# Bounded function

• Jan 13th 2011, 01:00 PM
mus
Bounded function
Can someone assist me in the following:

Let V be the space of continuous functions $f: \mathbb{R} \to \mathbb{R}$, such that:

$\forall \epsilon >0 \exists a\in \mathbb{R}^{+} \forall x \in \mathbb{R}: |x|>a \Rightarrow |f(x)|< \epsilon$

I have shown that $V$ is a vector space.

How do I show that every $f \in V$ is bounded.
• Jan 13th 2011, 01:12 PM
Drexel28
Quote:

Originally Posted by mus
Can someone assist me in the following:

Let V be the space of continuous functions $f: \mathbb{R} \to \mathbb{R}$, such that:

$\forall \epsilon >0 \exists a\in \mathbb{R}^{+} \forall x \in \mathbb{R}: |x|>a \Rightarrow |f(x)|< \epsilon$

I have shown that $V$ is a vector space.

How do I show that every $f \in V$ is bounded.
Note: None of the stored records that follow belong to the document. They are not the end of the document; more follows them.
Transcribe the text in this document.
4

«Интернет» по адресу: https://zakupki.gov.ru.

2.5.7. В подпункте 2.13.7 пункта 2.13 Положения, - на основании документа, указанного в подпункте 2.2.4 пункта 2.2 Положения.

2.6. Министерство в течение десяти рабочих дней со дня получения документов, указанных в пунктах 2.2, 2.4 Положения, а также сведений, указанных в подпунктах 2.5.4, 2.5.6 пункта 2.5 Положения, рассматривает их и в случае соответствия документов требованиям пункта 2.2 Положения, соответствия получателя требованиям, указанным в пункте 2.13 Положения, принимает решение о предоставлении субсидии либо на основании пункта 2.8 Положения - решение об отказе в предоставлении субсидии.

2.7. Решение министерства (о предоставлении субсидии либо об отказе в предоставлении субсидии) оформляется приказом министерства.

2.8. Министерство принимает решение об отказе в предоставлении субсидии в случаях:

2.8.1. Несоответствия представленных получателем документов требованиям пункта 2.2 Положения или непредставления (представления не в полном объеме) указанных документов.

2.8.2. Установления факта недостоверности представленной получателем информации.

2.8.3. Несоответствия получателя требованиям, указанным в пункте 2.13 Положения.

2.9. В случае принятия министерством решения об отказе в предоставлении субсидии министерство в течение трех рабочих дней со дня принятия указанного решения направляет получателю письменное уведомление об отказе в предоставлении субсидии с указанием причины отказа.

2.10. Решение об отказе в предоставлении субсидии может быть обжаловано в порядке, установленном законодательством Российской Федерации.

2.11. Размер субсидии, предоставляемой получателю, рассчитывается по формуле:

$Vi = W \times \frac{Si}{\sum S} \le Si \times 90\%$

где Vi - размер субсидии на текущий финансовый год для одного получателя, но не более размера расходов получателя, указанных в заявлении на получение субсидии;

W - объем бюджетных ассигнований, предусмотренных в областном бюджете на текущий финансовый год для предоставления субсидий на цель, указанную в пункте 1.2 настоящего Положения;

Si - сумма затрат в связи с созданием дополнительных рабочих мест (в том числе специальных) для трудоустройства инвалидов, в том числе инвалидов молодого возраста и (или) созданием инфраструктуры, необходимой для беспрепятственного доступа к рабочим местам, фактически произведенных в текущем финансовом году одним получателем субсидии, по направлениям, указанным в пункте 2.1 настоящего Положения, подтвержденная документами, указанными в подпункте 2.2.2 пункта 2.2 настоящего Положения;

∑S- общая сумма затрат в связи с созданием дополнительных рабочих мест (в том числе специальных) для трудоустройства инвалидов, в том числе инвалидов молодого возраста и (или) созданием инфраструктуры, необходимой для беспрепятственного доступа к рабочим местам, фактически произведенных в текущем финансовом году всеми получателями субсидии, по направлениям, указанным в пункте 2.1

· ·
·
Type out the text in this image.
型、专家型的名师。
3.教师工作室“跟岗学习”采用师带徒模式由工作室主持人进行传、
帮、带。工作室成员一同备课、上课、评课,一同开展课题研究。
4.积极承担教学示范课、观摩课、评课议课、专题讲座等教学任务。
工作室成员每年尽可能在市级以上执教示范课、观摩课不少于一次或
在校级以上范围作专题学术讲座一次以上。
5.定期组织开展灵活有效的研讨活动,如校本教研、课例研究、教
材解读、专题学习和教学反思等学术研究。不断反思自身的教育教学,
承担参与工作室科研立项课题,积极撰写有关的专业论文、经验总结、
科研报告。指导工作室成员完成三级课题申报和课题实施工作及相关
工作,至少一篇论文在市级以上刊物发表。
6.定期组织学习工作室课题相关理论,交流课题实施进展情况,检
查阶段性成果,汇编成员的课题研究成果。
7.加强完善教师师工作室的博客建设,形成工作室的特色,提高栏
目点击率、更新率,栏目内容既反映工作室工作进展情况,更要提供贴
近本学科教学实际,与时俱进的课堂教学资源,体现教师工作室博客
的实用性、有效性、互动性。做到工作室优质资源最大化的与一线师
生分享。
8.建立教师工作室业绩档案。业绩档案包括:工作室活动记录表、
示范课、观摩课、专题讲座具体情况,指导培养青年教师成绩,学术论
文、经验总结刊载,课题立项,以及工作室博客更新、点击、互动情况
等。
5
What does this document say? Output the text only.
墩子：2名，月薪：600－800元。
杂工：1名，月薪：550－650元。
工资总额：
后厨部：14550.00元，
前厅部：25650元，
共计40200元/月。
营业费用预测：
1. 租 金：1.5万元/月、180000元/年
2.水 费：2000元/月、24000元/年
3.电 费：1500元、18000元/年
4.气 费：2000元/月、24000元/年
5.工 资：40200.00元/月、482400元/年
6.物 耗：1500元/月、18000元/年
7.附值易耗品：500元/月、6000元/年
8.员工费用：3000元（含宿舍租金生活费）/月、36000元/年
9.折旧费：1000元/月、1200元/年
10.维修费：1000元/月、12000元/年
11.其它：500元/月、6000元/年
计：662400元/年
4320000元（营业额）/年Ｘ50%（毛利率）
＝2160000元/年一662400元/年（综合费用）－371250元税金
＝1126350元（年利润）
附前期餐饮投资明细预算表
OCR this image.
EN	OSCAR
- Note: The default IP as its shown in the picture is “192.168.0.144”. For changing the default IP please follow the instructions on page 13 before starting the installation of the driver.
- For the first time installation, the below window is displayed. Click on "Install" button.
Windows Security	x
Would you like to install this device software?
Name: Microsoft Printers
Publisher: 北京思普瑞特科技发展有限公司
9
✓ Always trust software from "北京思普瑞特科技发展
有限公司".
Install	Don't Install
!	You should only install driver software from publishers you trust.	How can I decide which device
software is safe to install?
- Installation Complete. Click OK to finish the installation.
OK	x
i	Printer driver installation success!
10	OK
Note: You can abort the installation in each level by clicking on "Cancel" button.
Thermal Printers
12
These are called functions of compact support. They're obviously bounded since there exists some compact set $C\subseteq\mathbb{R}$ such that $\displaystyle \sup_{x\in\mathbb{R}-C}|f(x)|<1$ and so for every $x\in\mathbb{R}$ one has $\displaystyle |f(x)|\leqslant \max\{1,\sup_{x\in C}|f(x)|\}$. So answer me this why is $\displaystyle \sup_{x\in C}|f(x)|<\infty$.
• Jan 13th 2011, 01:38 PM
Jose27
Quote:

Originally Posted by Drexel28
These are called functions of compact support.

Actually, functions with compact support are those which are zero outside of some compact set. This space V (sometimes denoted $C_0(\mathbb{R})$) is the space of functions vanishing at infinity.
• Jan 13th 2011, 02:14 PM
surjective
Could you kindly elaborate on the above. It is too abstract!!
• Jan 13th 2011, 02:47 PM
Plato
Quote:

Originally Posted by mus
Let V be the space of continuous functions $f: \mathbb{R} \to \mathbb{R}$, such that:
$\forall \epsilon >0 \exists a\in \mathbb{R}^{+} \forall x \in \mathbb{R}: |x|>a \Rightarrow |f(x)|< \epsilon$
How do I show that every $f \in V$ is bounded.

In the above let $\epsilon =1$ then there is $a_1>0$ such that $|x|>a_1\Rightarrow ~|f(x)|< 1$.
Now $f$ is bounded on $[-a_1,a_1]$. WHY?
Does that mean that $f$ is bounded on $\mathbb{R}~?$
• Jan 13th 2011, 03:17 PM
Drexel28
Quote:

Originally Posted by Jose27
Actually, functions with compact support are those which are zero outside of some compact set. This space V (sometimes denoted $C_0(\mathbb{R})$) is the space of functions vanishing at infinity.

Of course. Stupid slip of the tongue.
• Jan 13th 2011, 04:49 PM
mus
Don't see how f it is bounded on [-a1;a1]? Please explain!
• Jan 13th 2011, 05:05 PM
Plato
Quote:

Originally Posted by mus
Don't see how f it is bounded on [-a1;a1]? Please explain!

Are saying that you are working on the sorts of problems and do not know that continuous functions on finite closed intervals are bounded? If that is true, then you need to sit down a live tutor and work through you misunderstandings.
• Jan 13th 2011, 05:14 PM
mus
This subject is completely new to me and when your teacher rushes through the book without giving time to study the theorems then what do you expect? By the way I did not post to get talked down to but to be enlightened. So if I lack the basics then either my tutor could give that to me or you could be helpful enough to do so. I could say alot more but I will refrain. Could anyone else be kind enough to help me through this problem without the sarcasm.

Thanks a lot.
• Jan 13th 2011, 05:24 PM
Plato
Quote:

Originally Posted by mus
This subject is completely new to me and when your teacher rushes through the book without giving time to study the theorems then what do you expect? By the way I did not post to get talked down to but to be enlightened. So if I lack the basics then either my tutor could give that to me or you could be helpful enough to do so. I could say alot more but I will refrain. Could anyone else be kind enough to help me through this problem without the sarcasm

There in nothing in my reply to suggest that I meant to make you feel bad. I simply suggested that you have a one-on one, face to face contact with you instructor.
It is simply a fact that: Continuous functions on compact sets are bounded. If you do not understand that, then you need ‘live’ help.